Peux-tu te présenter ?

Mon pseudonyme est Meyzo, je suis beat-maker et DJ, je suis basé sur Niort et Poitiers, son fait 10-11 ans que suis au platine, j’ai commencé par le scratch. Maintenant les gens me considèrent plus comme un beat-maker parce qu’on me demande de faire des productions.

Quel est ton parcours ?

J’ai fait un petit parcours, car j’ai commencé au collège avec le scratch, c’est plus le vinyle qui m’a permis d’en arriver là, c’est surtout ce qui m’a permis d’être dans la production avec la recherche de sample. Maintenant ça fait 4-5 ans que je produis régulièrement et je fais des scènes depuis 3 ans alors qu’avant je produisais dans ma chambre.

Quelles sont tes influences ?

Mes influences se font par période, mais ce qui m’a le plus influé c’est le rap français quand j’étais petit, mais aussi les musiques américaines comme DJ Shadow.

Que cherches-tu a faire en créant des instrumentales ?

Je ne sais pas s’il y a vraiment un but, mais il y a un côté vachement instinctif, quand je me lève le matin je me mets directement à faire des instrumentales, parfois des amis demandent que je leur fasse des instru, ce qui me motive c’est de faire quelque chose de meilleur que l’instru précédente, le principal c’est de se renouveler à chaque fois.

Travailles-tu à côté ? Et si oui dans quoi ?

J’ai d’abord essayé pendant 3 ans de vivre de la musique, mais je n’arrivais pas à en vivre donc maintenant je travaille à côté, mais parallèlement je travaille pour une tournée avec Lomepal, je pense que pour que je puisse vivre de ma musique il faudrait faire plus de concerts et vendre ma musique sur des supports digitaux.

D’après toi la scène rap niortaise, c’est quoi ?

Je ne sais pas vraiment ce que c’est maintenant, mais avant je la connaissais, car j’écoutais beaucoup de rap français, maintenant j’écoute plutôt des musiques américaines, ou alors en termes de rap français j’écoute ce que font mes amis et je m’arrête là.

Est-ce que ça a été facile pour toi de te faire un nom dans une ville comme Niort ?

Je ne sais même pas si j’ai réussi à me faire un nom, c’est naturel, je n’ai jamais essayé de me faire un nom, après j’ai eu quelques opportunités, donc je ne pense pas m’être fait un nom.

Penses-tu continuer à faire de la musique ? Et si oui, où te vois-tu plus tard ?

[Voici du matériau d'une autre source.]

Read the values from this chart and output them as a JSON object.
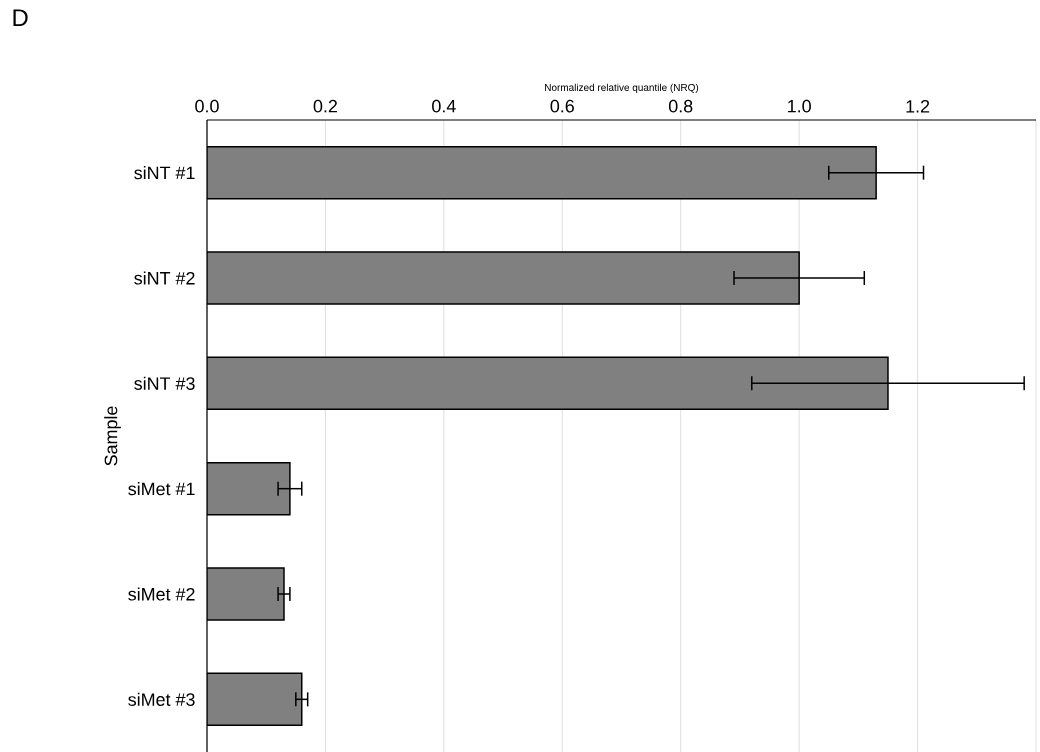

Je me suis souvent demandé si un jour la musique allait me lasser, mais ça m’étonnerait que cela arrive rapidement, il faudrait qu’il y ait un chamboulement énorme dans ma vie. Après j’écouterais toujours de la musique, parce que c’est toujours et restera toujours une passion.

Penses-tu te plonger complètement dans la création d’instrumentales et en faire ton métier ?

Je voudrais en faire mon métier, mais c’est très difficile d’en vivre, car il faudrait faire beaucoup de concerts et c’est pas forcément ce que j’aime faire, c’est un rêve d’en faire mon métier, mais il n’y a pas beaucoup de beat-maker qui vive de leur passion en France.
La scène rap niortaise est vraiment très handicapante à en croire Sizaye puisque pour lui il n’y a pas assez d’événements, de rassemblements et de concerts organisés à Niort pour que la culture hip-hop se développe pleinement Niort.